[LWN Logo]

Date:	Tue, 30 Jun 1998 10:27:51 -0700 (PDT)
From:	Linus Torvalds <torvalds@transmeta.com>
To:	"Jeffrey B. Siegal" <jbs@quiotix.com>
Subject: Re: Thread implementations...



On Tue, 30 Jun 1998, Jeffrey B. Siegal wrote:
> 
> One thing that bothers me about this is that it sending out full-sized packets
> seems like it would involve copying the data in order to build these full-sized
> packets.  If memory is slow and the network card is smart and efficient, it might
> be cheaper to just send smaller packets.  Thoughts?

Note that regardless of how fast and smart the network card is, if your
actual _network_ is faster than your memory copy speed it is time to
either throw away your computer and start over, or just admit to yourself
that whatever you do your computer is never going to be very good at doing
web-serving.

What I'm trying to say is that "cheaper" is not immediately obvious.
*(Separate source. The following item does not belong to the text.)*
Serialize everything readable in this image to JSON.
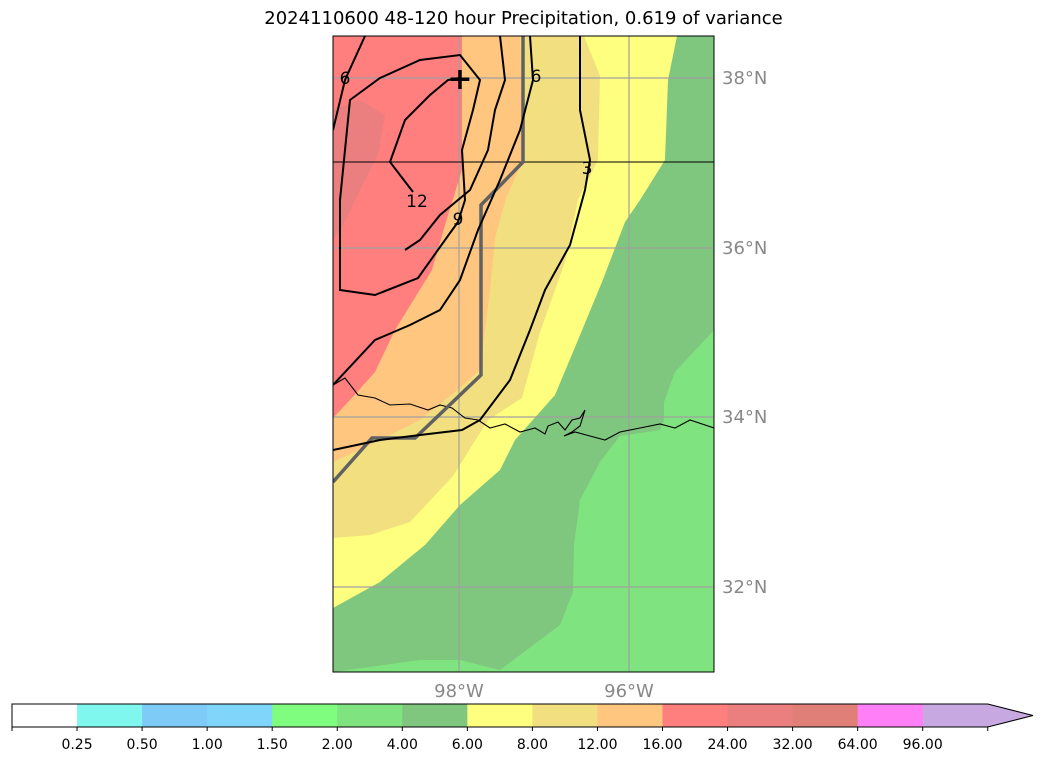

Yes,
you may spend less CPU cycles on it. But if the network performance
suffers, then you just lost something, and the "cheaper in CPU" approach
actually became "more expensive in real life". 

I personally don't actually think that web-serving should ever be
CPU-bound when it comes to the actual networking part. CGI, yes. But if
your web-server is so CPU-bound by just trying to keep up with the network
and disk that one system call per transfer makes a difference, then
something is seriously wrong with your setup. 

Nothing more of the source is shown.